I have seen this book cover so many times, and thought that I needed to read this book! All the Birds, Singing by Evie Wyld won the 2014 Miles Franklin Literary Award and I was in my second year of business at the time, so my reading was declining. But I noticed the book then, and I finally read it over the last couple of weeks.
What an impact it left on me! I finished it at 10:30pm a couple of nights ago, and I couldn’t get to sleep afterwards. The story is one that is lingering with me, days after completion. I love books with that impact!
The story follows a very damaged young Australian woman. The chapters alternate, and at first I thought there was two characters. Both stories lines were moving forward in time, but then the Australian chapters started moving backwards in time, and I realised that it was all the same character. At some point, she had moved to a little island off the English coast, to escape.
I kept making assumptions about our main character, Jake – about what had happened to her, but each time the storyline moved backwards one step, I learnt that my assumptions were wrong. The forward moving story in the present has her beginning to learn to trust a man again – the man is a safe man, because he doesn’t want anything from her sexually. This storyline also seems to have her mental health descending, because we think she’s seeing things.
But the final two chapters finally reveal why she has been running away and how she got her injuries. And that she’s learned to trust again, and that she’s not crazy!

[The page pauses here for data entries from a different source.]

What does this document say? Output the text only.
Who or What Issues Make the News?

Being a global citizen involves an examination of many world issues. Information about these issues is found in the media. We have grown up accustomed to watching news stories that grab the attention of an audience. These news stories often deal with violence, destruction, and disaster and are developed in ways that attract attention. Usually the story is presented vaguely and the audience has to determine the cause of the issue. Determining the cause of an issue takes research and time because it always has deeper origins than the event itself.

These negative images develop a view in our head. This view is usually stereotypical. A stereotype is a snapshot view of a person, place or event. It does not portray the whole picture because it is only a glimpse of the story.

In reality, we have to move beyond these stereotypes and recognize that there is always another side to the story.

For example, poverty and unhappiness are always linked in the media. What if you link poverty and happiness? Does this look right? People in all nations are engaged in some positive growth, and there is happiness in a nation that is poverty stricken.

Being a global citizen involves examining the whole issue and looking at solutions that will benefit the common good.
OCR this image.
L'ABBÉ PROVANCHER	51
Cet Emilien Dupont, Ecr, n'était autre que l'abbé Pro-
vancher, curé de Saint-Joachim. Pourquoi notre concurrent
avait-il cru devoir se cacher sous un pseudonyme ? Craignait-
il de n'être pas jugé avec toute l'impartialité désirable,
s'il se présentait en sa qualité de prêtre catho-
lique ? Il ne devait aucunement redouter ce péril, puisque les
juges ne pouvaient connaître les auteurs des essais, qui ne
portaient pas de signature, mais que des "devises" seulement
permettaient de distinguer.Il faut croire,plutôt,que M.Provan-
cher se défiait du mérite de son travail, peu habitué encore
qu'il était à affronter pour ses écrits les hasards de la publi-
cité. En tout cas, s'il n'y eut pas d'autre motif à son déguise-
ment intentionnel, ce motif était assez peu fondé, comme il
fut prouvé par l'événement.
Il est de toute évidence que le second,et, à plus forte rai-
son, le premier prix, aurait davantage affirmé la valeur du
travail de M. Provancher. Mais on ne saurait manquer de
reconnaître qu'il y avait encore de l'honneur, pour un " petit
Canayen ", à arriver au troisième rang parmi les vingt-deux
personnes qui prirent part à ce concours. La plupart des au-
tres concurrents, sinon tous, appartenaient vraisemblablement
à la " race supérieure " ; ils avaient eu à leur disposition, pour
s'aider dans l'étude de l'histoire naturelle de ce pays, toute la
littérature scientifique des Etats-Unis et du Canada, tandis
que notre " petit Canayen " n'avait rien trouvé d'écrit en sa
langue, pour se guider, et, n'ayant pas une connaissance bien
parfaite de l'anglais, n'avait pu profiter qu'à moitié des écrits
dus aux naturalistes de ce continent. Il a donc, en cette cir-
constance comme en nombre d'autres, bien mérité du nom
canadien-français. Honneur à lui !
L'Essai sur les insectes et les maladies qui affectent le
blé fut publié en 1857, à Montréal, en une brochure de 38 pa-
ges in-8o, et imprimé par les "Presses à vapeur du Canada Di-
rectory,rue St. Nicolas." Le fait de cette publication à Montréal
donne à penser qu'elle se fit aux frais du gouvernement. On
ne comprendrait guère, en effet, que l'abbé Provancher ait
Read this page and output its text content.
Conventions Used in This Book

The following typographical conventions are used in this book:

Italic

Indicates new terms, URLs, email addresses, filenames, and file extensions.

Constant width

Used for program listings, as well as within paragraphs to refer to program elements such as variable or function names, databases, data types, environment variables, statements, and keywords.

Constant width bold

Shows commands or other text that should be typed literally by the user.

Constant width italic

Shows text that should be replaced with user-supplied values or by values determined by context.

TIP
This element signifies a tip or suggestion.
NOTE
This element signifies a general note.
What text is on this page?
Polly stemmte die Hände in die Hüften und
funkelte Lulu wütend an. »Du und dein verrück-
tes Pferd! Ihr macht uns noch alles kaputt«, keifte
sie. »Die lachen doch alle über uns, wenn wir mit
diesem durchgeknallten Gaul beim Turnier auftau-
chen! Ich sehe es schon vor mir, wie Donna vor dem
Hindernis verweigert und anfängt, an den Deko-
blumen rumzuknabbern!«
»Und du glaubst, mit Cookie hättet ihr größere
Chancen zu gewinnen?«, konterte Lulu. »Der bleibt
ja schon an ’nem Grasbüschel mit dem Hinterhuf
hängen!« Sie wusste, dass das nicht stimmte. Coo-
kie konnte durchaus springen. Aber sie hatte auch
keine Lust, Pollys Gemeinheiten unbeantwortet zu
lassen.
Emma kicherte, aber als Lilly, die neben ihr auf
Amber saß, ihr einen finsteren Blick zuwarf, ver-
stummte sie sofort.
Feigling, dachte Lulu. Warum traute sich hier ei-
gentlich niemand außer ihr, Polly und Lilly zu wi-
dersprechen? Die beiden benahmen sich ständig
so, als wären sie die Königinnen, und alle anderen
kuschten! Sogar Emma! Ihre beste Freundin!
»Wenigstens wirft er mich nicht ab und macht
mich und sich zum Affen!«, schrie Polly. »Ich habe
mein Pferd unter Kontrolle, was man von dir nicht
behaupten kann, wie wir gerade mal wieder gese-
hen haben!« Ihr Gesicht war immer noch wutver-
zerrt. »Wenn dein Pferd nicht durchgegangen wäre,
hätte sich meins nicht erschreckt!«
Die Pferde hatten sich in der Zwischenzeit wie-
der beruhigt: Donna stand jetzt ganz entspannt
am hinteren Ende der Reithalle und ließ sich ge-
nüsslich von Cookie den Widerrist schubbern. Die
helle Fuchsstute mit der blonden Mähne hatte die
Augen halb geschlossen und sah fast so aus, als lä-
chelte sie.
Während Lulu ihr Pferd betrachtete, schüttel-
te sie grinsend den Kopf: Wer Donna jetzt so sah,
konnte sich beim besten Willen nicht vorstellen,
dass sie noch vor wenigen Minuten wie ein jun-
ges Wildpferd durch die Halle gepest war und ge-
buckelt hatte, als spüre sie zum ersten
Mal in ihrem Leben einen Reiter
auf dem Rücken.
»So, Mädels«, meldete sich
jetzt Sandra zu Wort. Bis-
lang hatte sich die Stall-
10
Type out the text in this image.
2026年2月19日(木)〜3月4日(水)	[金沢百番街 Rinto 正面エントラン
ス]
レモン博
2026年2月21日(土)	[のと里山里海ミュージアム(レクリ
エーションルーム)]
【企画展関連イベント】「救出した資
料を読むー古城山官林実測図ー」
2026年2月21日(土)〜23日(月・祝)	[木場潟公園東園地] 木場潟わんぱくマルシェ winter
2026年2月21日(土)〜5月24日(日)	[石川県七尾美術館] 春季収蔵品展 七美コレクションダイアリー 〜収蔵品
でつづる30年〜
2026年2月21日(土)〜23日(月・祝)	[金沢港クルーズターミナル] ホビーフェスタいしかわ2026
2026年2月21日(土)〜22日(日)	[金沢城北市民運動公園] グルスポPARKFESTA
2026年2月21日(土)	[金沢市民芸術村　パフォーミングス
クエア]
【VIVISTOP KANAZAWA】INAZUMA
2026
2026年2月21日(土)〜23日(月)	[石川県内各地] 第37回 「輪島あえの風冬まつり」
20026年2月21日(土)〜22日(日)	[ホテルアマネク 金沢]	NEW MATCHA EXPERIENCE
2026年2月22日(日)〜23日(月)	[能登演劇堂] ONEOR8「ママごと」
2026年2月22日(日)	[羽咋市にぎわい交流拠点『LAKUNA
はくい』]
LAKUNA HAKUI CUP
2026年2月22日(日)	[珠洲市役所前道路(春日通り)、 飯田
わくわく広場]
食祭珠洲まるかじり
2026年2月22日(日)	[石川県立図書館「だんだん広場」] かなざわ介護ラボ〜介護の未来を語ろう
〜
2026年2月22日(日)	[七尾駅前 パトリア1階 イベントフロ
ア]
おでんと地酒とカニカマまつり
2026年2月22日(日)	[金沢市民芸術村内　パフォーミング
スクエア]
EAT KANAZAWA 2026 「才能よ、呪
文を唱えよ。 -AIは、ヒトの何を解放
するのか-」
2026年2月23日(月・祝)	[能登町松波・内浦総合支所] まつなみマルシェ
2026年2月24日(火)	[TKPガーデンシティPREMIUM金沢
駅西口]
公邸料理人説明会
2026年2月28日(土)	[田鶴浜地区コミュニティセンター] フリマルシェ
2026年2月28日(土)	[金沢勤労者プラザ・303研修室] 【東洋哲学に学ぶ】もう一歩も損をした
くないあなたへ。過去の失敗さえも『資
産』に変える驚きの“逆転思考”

The writing leaves a lot of space for imagination, which I love. It’s not overly descriptive. The writing really “shows, not tells”. But in the showing, I think there’s a lot left to the interpretation of the reader. What kept me awake after finishing it was all the unanswered little questions, and all the possible answers to those questions. So many readers could come to different conclusions about those little answers, since the story is just in broad brush strokes.
The trouble and painful mindset of the main character, Jake, is in stark contrast with the beauty of the writing. This is how I think some horrible things can happen in the book, but Wyld can get away with it – because every detail is not described. It’s hard to have a character be so self-destructive, when there was probably forgiveness possible if she had allowed it. But this is life, captured on the page. Succinct and raw.